“As crianças nos Estados Unidos correm risco de contrair doenças diferentes das crianças de outros países”, disse Romero. “Também temos um sistema de saúde completamente diferente. O resultado final é que as recomendações de vacinas nos Estados Unidos são concebidas para ajudar as crianças a resistir a doenças graves, para que possam permanecer saudáveis e as nossas comunidades possam permanecer saudáveis”.
Na sexta-feira, o Comité Consultivo sobre Práticas de Imunização aprovou as revisões das orientações sobre a vacina contra a hepatite B, apesar das ferozes objecções de grupos médicos que afirmavam que a recomendação se revelou uma estratégia de saúde pública bem sucedida, quase erradicando o perigoso vírus entre as crianças dos EUA.
O comité votou 8-3 para eliminar uma recomendação de 1991 de que todas as crianças recebessem uma primeira dose da vacina contra a hepatite B logo após o nascimento. O painel disse que a vacina para recém-nascidos não é mais necessária para bebês nascidos de mães com teste negativo para o vírus. Eles sugeriram que os pais dessas crianças adiassem a primeira dose por pelo menos dois meses e consultassem seus médicos sobre se ou quando começariam a administrar a série de três doses.
‘Uma mudança fundamental’
Os defensores da mudança disseram que a recomendação universal, independentemente do risco, era excessivamente ampla e prejudicava a escolha informada.

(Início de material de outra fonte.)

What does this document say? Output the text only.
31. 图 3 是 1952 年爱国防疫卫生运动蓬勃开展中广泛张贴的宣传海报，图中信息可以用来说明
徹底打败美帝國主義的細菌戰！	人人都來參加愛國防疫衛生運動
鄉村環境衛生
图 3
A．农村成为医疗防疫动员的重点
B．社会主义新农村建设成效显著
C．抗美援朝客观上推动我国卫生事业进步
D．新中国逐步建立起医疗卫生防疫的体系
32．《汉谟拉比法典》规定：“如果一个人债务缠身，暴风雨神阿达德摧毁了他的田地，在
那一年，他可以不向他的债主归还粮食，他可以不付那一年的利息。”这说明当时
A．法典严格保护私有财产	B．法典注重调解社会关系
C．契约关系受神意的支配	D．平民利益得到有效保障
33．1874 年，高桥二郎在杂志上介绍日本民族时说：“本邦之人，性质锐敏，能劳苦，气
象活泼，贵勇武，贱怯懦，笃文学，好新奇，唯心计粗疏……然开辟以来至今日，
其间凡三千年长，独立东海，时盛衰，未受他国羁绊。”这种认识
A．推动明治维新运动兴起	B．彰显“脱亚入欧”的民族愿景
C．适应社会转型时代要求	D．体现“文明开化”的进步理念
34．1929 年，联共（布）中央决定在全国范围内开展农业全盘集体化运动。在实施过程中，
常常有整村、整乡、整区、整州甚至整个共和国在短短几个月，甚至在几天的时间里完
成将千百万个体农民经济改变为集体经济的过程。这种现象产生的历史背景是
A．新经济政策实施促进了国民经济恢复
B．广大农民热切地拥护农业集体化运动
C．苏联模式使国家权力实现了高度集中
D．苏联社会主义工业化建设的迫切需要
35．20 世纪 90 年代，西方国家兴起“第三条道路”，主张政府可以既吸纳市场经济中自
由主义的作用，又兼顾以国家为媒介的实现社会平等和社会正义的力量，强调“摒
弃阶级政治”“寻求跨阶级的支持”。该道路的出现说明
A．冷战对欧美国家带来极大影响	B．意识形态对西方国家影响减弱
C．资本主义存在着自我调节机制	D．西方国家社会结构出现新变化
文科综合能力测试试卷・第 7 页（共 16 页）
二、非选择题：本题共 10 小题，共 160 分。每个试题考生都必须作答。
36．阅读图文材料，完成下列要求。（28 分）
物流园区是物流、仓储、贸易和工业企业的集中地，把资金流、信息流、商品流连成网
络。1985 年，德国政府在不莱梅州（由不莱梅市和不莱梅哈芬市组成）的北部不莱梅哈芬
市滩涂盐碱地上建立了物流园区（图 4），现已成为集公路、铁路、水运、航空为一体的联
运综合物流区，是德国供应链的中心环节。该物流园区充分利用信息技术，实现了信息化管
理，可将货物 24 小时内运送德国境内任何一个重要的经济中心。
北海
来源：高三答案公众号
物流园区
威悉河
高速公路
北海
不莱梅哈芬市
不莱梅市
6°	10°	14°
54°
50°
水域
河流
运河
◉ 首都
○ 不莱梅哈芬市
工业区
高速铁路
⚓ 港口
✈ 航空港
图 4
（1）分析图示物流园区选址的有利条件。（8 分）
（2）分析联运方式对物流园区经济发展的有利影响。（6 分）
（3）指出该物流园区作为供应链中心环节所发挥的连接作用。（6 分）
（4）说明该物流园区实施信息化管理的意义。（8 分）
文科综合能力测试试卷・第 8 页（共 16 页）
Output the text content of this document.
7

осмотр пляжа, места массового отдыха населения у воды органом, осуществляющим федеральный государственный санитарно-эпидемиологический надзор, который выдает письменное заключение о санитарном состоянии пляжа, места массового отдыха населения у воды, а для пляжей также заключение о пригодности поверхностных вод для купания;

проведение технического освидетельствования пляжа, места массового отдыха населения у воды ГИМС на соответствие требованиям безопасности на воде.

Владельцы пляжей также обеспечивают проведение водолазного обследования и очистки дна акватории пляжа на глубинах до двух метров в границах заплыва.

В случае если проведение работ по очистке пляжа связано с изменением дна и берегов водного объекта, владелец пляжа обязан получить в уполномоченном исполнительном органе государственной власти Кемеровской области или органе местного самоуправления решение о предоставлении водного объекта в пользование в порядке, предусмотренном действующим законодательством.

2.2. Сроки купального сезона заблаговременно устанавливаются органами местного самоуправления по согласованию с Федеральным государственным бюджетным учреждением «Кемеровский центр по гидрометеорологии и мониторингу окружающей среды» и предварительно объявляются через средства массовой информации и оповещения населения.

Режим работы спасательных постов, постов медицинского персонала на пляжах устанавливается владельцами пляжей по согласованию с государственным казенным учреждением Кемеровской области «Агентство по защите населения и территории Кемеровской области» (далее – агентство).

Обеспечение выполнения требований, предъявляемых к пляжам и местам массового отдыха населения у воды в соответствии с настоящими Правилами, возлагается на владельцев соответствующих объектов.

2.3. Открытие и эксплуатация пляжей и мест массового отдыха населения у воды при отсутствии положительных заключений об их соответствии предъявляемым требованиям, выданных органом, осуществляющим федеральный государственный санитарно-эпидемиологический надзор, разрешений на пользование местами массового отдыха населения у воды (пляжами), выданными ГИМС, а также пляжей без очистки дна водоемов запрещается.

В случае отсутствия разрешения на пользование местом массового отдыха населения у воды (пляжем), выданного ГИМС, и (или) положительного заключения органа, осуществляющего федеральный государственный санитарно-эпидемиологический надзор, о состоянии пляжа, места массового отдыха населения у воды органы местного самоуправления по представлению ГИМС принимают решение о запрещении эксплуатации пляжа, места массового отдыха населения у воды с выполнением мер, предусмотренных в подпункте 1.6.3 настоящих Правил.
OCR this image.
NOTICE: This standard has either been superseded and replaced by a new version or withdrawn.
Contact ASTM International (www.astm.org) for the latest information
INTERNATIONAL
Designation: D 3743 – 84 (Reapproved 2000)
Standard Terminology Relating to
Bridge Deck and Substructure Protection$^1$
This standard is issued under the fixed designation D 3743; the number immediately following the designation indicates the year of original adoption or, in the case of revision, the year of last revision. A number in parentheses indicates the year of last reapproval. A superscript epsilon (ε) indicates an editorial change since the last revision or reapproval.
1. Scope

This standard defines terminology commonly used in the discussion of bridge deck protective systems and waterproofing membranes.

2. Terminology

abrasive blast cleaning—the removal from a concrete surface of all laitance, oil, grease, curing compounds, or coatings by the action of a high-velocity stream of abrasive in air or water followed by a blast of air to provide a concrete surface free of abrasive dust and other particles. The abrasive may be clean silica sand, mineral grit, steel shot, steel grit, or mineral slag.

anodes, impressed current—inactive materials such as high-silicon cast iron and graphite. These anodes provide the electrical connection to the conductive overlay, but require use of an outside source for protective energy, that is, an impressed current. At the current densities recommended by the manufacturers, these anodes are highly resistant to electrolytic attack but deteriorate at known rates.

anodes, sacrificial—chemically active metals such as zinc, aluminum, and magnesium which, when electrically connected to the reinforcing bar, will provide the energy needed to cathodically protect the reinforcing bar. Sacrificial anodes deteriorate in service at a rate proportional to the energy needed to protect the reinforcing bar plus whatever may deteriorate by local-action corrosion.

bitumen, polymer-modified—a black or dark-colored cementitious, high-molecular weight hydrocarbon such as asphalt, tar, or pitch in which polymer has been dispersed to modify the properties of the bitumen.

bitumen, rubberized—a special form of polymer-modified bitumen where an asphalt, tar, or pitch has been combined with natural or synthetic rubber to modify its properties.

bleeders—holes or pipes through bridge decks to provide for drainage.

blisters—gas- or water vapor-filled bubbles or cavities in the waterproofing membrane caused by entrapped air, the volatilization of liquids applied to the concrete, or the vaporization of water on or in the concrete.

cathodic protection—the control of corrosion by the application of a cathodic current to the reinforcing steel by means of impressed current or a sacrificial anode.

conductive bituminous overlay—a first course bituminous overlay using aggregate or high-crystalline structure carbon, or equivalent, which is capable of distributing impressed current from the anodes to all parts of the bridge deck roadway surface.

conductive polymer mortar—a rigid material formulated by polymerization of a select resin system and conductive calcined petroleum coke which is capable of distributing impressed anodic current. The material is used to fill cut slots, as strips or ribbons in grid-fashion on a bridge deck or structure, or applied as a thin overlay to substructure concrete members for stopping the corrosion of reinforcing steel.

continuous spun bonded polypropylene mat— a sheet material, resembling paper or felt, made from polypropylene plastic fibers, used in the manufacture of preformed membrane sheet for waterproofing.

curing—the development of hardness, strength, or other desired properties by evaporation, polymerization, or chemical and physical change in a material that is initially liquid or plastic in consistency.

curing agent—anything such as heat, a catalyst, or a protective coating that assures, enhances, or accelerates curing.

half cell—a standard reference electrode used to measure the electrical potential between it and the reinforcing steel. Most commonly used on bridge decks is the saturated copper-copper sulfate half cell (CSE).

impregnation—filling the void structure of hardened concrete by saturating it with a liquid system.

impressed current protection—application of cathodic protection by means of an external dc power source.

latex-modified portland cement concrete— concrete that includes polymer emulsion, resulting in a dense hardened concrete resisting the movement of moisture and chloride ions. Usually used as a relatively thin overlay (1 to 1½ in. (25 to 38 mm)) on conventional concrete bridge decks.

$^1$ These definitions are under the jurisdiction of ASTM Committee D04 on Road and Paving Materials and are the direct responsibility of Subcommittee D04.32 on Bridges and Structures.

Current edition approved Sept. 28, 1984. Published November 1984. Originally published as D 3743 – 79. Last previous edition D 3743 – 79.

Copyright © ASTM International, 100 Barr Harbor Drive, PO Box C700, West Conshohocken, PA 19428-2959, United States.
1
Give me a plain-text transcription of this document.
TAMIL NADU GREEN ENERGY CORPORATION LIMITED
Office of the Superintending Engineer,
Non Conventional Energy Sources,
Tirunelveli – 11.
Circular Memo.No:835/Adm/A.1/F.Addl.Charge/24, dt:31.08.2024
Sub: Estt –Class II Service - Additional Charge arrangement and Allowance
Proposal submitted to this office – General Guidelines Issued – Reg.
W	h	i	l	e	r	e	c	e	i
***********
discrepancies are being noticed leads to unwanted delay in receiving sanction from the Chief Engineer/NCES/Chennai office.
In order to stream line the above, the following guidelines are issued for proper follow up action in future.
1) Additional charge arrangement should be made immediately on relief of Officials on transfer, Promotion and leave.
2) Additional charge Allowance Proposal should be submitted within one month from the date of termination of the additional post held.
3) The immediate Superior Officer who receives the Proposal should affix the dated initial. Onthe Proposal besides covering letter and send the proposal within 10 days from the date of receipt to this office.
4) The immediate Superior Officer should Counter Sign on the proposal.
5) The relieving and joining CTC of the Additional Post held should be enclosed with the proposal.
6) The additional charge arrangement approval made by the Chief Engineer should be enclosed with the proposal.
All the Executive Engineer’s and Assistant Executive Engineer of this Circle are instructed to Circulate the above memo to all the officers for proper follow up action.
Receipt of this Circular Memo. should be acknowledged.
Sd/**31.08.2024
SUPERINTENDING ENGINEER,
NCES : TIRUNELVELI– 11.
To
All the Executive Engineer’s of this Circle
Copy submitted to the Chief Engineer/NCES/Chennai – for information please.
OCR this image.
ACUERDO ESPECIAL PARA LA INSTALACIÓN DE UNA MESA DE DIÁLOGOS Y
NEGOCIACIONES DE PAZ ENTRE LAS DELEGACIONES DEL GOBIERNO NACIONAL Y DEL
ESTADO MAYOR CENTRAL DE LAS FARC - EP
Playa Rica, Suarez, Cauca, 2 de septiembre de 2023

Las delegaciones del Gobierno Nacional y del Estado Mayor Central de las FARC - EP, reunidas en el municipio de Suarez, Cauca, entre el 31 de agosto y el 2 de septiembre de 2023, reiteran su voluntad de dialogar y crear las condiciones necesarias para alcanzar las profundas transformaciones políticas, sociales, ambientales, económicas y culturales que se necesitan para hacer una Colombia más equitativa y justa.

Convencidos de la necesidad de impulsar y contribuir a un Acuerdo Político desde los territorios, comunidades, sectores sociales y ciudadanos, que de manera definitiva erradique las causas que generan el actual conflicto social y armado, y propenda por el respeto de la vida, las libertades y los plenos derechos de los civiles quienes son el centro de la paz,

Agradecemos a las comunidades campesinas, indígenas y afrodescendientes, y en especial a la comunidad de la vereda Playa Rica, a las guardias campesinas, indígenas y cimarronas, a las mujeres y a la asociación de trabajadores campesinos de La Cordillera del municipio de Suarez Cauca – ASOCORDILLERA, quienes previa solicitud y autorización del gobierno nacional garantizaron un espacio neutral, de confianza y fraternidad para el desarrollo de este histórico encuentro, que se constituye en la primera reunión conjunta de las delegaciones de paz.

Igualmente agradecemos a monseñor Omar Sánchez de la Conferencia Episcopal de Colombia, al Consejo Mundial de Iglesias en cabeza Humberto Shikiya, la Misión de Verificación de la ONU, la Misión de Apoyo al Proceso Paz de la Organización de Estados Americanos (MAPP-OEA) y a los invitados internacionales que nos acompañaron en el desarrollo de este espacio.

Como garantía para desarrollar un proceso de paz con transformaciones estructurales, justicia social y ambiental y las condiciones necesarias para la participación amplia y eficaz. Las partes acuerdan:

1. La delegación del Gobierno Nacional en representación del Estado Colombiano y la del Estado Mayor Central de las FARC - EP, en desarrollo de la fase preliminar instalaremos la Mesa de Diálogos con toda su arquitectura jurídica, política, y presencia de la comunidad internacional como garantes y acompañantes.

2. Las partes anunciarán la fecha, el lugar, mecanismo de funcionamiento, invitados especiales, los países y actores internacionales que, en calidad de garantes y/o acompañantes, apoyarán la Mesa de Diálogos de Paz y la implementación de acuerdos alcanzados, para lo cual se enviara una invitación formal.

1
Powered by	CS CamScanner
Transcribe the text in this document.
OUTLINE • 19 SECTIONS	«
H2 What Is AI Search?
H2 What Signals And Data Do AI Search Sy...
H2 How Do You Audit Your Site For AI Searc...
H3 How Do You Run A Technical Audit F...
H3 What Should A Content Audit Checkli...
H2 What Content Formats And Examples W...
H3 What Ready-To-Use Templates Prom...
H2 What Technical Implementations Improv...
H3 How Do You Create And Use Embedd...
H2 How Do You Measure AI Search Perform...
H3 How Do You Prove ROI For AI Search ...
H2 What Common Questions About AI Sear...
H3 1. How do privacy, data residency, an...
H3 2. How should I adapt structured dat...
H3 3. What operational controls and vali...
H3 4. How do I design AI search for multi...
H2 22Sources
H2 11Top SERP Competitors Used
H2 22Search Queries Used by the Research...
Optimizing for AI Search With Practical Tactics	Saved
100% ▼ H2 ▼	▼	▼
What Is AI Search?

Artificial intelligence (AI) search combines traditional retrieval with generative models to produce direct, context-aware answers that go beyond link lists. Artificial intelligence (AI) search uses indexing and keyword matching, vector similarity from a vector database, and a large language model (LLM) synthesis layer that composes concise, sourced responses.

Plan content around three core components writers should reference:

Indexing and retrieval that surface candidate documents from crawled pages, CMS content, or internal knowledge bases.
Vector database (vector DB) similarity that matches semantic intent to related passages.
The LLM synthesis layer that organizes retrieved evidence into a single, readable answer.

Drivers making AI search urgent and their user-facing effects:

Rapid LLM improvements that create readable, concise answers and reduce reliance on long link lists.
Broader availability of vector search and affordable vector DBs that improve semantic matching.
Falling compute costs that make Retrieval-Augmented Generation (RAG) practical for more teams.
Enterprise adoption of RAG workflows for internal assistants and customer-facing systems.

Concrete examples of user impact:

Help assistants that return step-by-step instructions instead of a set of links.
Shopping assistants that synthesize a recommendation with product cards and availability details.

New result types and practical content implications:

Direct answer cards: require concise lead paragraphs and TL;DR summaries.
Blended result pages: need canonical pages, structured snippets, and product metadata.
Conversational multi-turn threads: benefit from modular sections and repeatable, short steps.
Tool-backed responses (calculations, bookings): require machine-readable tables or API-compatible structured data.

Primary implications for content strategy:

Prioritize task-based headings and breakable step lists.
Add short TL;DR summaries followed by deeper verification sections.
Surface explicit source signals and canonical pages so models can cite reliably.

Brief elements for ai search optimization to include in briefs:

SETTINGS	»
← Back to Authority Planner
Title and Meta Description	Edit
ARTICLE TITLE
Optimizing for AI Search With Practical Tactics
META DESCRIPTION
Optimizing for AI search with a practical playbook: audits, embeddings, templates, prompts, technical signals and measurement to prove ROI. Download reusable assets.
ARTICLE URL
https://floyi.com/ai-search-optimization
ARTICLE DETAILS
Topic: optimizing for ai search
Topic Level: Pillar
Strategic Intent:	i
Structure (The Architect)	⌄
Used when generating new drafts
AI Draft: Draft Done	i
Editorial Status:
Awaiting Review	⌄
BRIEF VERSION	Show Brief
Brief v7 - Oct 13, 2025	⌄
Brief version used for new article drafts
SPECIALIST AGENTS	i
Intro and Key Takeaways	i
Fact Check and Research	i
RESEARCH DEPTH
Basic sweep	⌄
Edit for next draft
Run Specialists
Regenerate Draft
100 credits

Retsef Levi, membro do painel do ACIP que votou pela mudança da linguagem, disse acreditar que a intenção é pressionar os pais a considerarem se desejam dar outra vacina aos seus filhos.
“Na verdade, isso sugere uma mudança fundamental na abordagem a esta vacina e talvez de forma mais ampla”, disse Levi, professor de gestão de operações no MIT.
A nomeação de Robert F. Kennedy Jr por Trump como secretário de saúde, vista aqui com a esposa de Kennedy, Cheryl Hines, inaugurou uma nova era na política de saúde dos EUA.Crédito: Bloomberg
Uma série de governadores democratas condenaram a revisão da recomendação sobre a hepatite B, e vários dos seus departamentos de saúde estaduais reafirmaram a orientação para que todos os recém-nascidos sejam vacinados, incluindo em Nova Iorque, Connecticut e Maryland.
A Academia Americana de Pediatria continua a recomendar vacinações de rotina contra hepatite B para todos os recém-nascidos.
A recomendação do grupo de conselheiros governamentais externos vai para o diretor interino dos Centros de Controle e Prevenção de Doenças para aprovação final.
Especialistas médicos argumentam que é importante vacinar todos os recém-nascidos contra a hepatite B, mesmo que o teste das mães seja negativo, porque os bebés correm o risco de infecção se as mães receberem um falso negativo ou forem infectadas após o teste. Embora o vírus se espalhe principalmente entre adultos através de fluidos corporais, os bebés também podem contrair o vírus através do contacto com pessoas infectadas no seu agregado familiar.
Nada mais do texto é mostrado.